Recorded over the course of several weeks at various studios around Brussels, (“The longest we’ve ever spent time recording,” says Leyder, “All of our previous records were done in under 10 days.”) with the assistance of friend and engineer Tommy Desmedt, the ten tracks on Sugar High are some of the most sonically adventurous the band has ever created. Lead single “Pious Platitudes” is a synthy slow build, pushed along by a chugging bassline, ripping drum fills, and synth sounds that might have floated away from a Grandaddy or Beck record from the 90’s. In addition to boasting a gooey, Eraserhead-esque monster birth music video, the song contains some of the records most evocative lyrics: Something’s coming, something’s near, oh, don’t you hear? Such questions pop up all over the album, which is filled with both a palpable yearning (“We fell in love but our hearts were ill, We thought they’d crack…”) and a series of missed connections (“We’re all dead wherever we go/Damn right, and now we know/God damn, it’s all your fault/Next time you go alone”). Despite the nihilism creeping into the edges of the lyrics—“Take your time / Chew it over /Give way to Evil”—the record is buoyed by the vibrancy of the music, swerving between shimmery pop tracks (“The Rumor” “The Missing” “Forest”), expansive slow burners (“Ishtar” “Damn Right”), and songs that flirt with a kind of electrified psychedelia (“Sarah” ”So Close”). Zig-zagging between different moods and textures, the listening experience of Sugar High offers a kind of subdued euphoria—catchy in all the right ways, but sonically ambitious enough to invite repeat headphone listening.

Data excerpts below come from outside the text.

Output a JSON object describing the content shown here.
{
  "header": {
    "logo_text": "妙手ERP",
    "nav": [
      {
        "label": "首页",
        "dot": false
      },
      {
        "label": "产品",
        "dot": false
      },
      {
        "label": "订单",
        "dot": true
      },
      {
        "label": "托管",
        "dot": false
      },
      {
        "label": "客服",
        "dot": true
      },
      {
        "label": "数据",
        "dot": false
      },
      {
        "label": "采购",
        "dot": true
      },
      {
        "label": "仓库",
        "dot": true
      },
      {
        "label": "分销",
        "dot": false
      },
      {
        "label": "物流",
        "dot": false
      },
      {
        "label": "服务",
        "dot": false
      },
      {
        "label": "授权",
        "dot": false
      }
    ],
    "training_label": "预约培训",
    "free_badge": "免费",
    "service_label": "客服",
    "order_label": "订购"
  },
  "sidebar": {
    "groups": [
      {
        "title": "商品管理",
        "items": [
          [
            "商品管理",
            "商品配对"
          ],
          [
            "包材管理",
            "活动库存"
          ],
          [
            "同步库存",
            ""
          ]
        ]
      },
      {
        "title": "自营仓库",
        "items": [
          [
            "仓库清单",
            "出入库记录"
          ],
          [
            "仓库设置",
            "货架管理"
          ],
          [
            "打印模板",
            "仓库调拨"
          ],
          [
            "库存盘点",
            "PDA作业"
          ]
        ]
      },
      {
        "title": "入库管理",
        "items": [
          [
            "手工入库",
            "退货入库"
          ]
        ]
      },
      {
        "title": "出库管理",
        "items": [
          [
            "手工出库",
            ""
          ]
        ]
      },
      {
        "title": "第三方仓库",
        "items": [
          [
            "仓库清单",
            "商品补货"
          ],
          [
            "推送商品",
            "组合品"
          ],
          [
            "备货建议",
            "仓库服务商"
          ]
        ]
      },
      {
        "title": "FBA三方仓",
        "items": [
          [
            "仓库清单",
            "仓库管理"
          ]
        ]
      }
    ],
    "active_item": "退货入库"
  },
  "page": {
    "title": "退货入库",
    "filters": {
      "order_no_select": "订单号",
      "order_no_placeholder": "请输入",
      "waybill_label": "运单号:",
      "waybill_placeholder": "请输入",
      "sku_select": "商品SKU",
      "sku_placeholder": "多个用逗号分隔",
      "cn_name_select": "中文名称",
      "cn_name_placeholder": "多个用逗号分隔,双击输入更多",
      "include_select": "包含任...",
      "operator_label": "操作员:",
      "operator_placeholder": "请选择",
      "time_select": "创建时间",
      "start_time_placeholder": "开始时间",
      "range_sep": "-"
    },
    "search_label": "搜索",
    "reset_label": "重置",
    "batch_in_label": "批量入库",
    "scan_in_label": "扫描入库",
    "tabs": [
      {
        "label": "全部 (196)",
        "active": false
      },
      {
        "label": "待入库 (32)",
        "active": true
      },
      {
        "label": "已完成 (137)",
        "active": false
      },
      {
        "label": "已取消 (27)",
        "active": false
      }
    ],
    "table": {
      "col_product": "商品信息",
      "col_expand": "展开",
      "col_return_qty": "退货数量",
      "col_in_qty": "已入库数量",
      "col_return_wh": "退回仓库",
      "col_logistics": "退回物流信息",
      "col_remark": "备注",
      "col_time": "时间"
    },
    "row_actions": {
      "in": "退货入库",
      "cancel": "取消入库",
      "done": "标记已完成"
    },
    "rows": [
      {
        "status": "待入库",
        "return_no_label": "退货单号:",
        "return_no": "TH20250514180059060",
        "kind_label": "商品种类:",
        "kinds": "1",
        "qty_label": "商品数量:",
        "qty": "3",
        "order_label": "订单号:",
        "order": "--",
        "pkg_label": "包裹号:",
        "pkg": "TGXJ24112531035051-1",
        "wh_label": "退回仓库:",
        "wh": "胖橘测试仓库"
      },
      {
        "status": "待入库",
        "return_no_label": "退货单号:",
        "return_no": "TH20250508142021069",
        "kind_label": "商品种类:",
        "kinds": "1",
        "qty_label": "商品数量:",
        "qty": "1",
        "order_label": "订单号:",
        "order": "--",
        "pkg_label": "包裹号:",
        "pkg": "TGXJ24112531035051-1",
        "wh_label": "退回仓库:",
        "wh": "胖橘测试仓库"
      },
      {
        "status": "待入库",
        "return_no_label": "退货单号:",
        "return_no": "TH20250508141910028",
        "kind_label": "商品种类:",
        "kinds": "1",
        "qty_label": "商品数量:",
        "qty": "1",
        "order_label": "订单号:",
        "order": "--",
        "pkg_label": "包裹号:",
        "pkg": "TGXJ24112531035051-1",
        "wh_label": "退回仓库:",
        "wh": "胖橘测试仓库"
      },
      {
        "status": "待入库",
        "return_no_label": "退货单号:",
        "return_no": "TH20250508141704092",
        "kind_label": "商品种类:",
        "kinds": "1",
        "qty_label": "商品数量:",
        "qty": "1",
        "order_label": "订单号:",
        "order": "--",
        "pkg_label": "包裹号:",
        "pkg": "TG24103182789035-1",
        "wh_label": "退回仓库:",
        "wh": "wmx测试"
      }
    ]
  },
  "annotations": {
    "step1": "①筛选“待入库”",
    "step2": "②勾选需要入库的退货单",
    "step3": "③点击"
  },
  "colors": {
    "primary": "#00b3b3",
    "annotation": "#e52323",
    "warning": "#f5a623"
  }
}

“On Sugar High we wanted production to not be as swollen or as thick sounding,” says bassist Antoine Meersseman. “This lets the melodies shine through, and for simpler and smaller riffs to have a bigger place, which kind of got lost in the mix on the previous records. We really wanted this record to breathe. We didn’t want the record to sound nostalgic. We wanted openness. In the past we would pick songs that were almost ceremonial, liturgical. Instead, this time around a song like ‘Ishtar’ sounds mysterious and maybe a little disturbing without sounding sad. Other songs don’t sound happy or sad, which was kind of the goal. The feeling is somewhere in between.”

Per vocalist and drummer Tim “Clijsters” Philippe, the range of sounds and moods on Sugar High is the direct result of the band loosening the reigns on their own creative process. “We gave ourselves a lot more freedom with this record to bring whatever we individually came up with to the table,” he says. “We each brought bits and pieces. We constantly asked ourselves: How do we wrap up this song? How can we better arrange this part? What new thing can we bring to it? As a result the record goes in a lot of crazy directions. It’s more dynamic and has more character. We really just wanted to bring out more color. We wanted to evoke a variety of different feelings, but not necessarily just sadness or gloom.”

“In hindsight you see flaws and want to not make them again,” says Meersseman, “So everything we didn’t do on Patine, we ended up doing on this record. I think that Sugar High has a touch and feel that is closer to our earliest recordings. A lot of time has gone by since then. Everything comes full circle in the end.”

For a band whose hallmark has always been a kind of emphatic sonic adventurousness (and whose visuals have never shied away from being charmingly and/or alarmingly surreal), Sugar High meets what is already a high benchmark in terms of experimentation and outright catchiness. “I think when you write or create something, it’s always a reaction to what you did before,” says Leyder. “You go on the same path and you try to explore it more, or you do something different. That’s what we did.”